Michael Schmidt & Matt Apuzzo of the New York Times: "A white police officer in North Charleston, S.C., was charged with murder on Tuesday after a video surfaced showing him shooting in the back and killing an apparently unarmed black man while the man ran away. The officer, Michael T. Slager, 33, said he feared for his life because the man took his stun gun in a scuffle after a traffic stop on Saturday. A video, however, shows the officer firing eight times as the man -- Walter L. Scott, 50 -- fled. The North Charleston mayor announced the state charges at a news conference Tuesday evening." It appears Slager planted the stun gun near Scott's body." Includes video. ...

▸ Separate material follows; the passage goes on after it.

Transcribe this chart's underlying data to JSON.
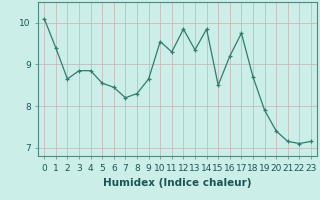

... Judd Legum of Think Progress shows how the police department initially told the story before the video surfaced. "On Saturday the police released a statement alleging that Scott had attempted to gain control of a Taser from Slager and that he was shot in a struggle over the weapon.... By Sunday, the police department had clammed up...."
News Ledes
Boston Globe: "A federal jury found Dzhokhar Tsarnaev guilty on all 30 charges for his role in the 2013 Boston Marathon bombing that killed three and injured more than 260, ruining lives and limbs and a city's sense of peace. He was also found guilty in the murder of a police officer. Tsarnaev is now eligible for the death penalty." ...
... The New York Times story is here.
Guardian: "The former head of the CIA in Pakistan should be tried for murder and waging war against the country, a high court judge ruled on Tuesday. Criminal charges against Jonathan Banks, the former CIA station chief in Islamabad, were ordered in relation to a December 2009 attack by a US drone which reportedly killed at least three people."
Reuters: "US Secretary of Defence Ash Carter kicked off his first Asian tour on Wednesday with a stern warning against the militarisation of territorial rows in a region where China is at odds with several nations in the East and South China Seas."
Washington Post: Stan "Freberg died Tuesday in Santa Monica, Calif. at age 88.... Before National Lampoon and Saturday Night Live, way before, there was Stan Freberg."